At 33-36, it would be foolish for Toronto fans to plan for October baseball. At this point, the team still resides in last place, owns a negative run differential, and, according to ESPN's playoff odds, have just a 13.9 percent chance to qualify for the postseason. As a point of reference, not one of the last place teams across baseball on this date last season qualified for October baseball.

With logic and context disclosed, AL East foes and future Blue Jays opponents should respect the warning shots being fired lately by baseball's hottest team.

Over the last ten games, Toronto is 8-2, including a six-game winning streak heading into play on Tuesday. That stretch includes a sweep in Texas last weekend, a shutout victory over the Rockies on Monday evening and incredible pitching by a staff that looks markedly different than they did earlier this year.

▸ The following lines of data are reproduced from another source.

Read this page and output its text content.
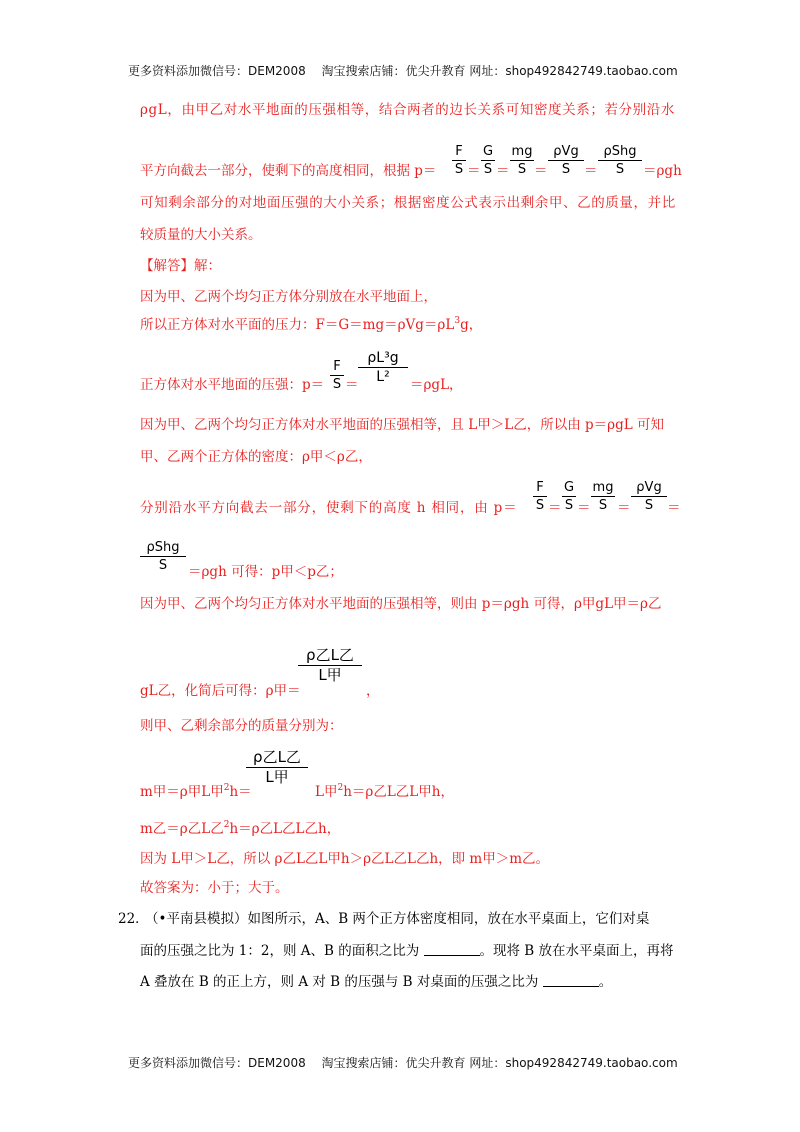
更多资料添加微信号：DEM2008　 淘宝搜索店铺：优尖升教育 网址：shop492842749.taobao.com
ρgL，由甲乙对水平地面的压强相等，结合两者的边长关系可知密度关系；若分别沿水
平方向截去一部分，使剩下的高度相同，根据 p＝
F
S ＝
G
S ＝
mg
S ＝
ρVg
S	＝
ρShg
S	＝ρgh
可知剩余部分的对地面压强的大小关系；根据密度公式表示出剩余甲、乙的质量，并比
较质量的大小关系。
【解答】解：
因为甲、乙两个均匀正方体分别放在水平地面上，
所以正方体对水平面的压力：$F=G=mg=\rho Vg=\rho L^3g$，
正方体对水平地面的压强：p＝
F
S ＝
ρL³g
L²	＝ρgL，
因为甲、乙两个均匀正方体对水平地面的压强相等，且 L甲＞L乙，所以由 p＝ρgL 可知
甲、乙两个正方体的密度：ρ甲＜ρ乙，
分别沿水平方向截去一部分，使剩下的高度 h 相同，由 p＝
F
S ＝
G
S ＝
mg
S ＝
ρVg
S	＝
ρShg
S	＝ρgh 可得：p甲＜p乙；
因为甲、乙两个均匀正方体对水平地面的压强相等，则由 p＝ρgh 可得，ρ甲gL甲＝ρ乙
gL乙，化简后可得：ρ甲＝
ρ乙L乙
L甲
，
则甲、乙剩余部分的质量分别为：
m甲＝ρ甲L甲$^2$h＝
ρ乙L乙
L甲
L甲$^2$h＝ρ乙L乙L甲h，
m乙＝ρ乙L乙$^2$h＝ρ乙L乙L乙h，
因为 L甲＞L乙，所以 ρ乙L乙L甲h＞ρ乙L乙L乙h，即 m甲＞m乙。
故答案为：小于；大于。
22．
（•平南县模拟）如图所示，A、B 两个正方体密度相同，放在水平桌面上，它们对桌
面的压强之比为 1：2，则 A、B 的面积之比为	。现将 B 放在水平桌面上，再将
A 叠放在 B 的正上方，则 A 对 B 的压强与 B 对桌面的压强之比为	。
更多资料添加微信号：DEM2008　 淘宝搜索店铺：优尖升教育 网址：shop492842749.taobao.com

Led by Josh Johnson (19.1 IP, 20 K, 1.86 ERA since coming off the DL on 6/4) and R.A. Dickey (two or less runs allowed in five of eight starts since the May 4 outing against Seattle), the staff has posted a 2.07 ERA. The recent signing of Chien-Ming Wang has been prescient, giving Toronto 14.1 decent innings, along with two victories, last week. Within a few weeks, the flame-throwing Brandon Morrow could return, looking to get back on the track to stardom he boarded in 2012.

Offensively, the team has survived despite the devastating loss of Jose Reyes. If he can return before the All-Star break, manager John Gibbons could continue to bat Jose Bautista in the two-hole, giving the Blue Jays one of the most dangerous and unique top of the order combinations in the sport.

If Adam Lind can continue his resurgent season (161 OPS-plus after back-to-back-to-back seasons of an under-100, below average mark), the offense, along with Edwin Encarnacion, Melky Cabrera, healing Brett Lawrie and powerful, yet free-swinging Colby Rasmus and J.P. Arencibia, the Toronto offense might score more second half runs than any team in the division.

Toronto isn't a great team, and will probably fall short of the 90 wins some pegged them for prior to the season and continue to face an uphill climb out of the hole they dug themselves. But don't mistake that for a team that won't contend.

As the Blue Jays surge, Boston is facing regression from Jon Lester and injury to Clay Buchholz, Baltimore is struggling to find consistent and average starting pitching, Tampa is still without the David Price or Fernando Rodney of 2012 and New York is trotting out one of the worst offenses in the American League, if not all of the sport.

Over the last 44 days, the Blue Jays have been the best team in the division. If they can repeat that feat over the next, say, 50 days, then they'll be in a position to command the division down the stretch.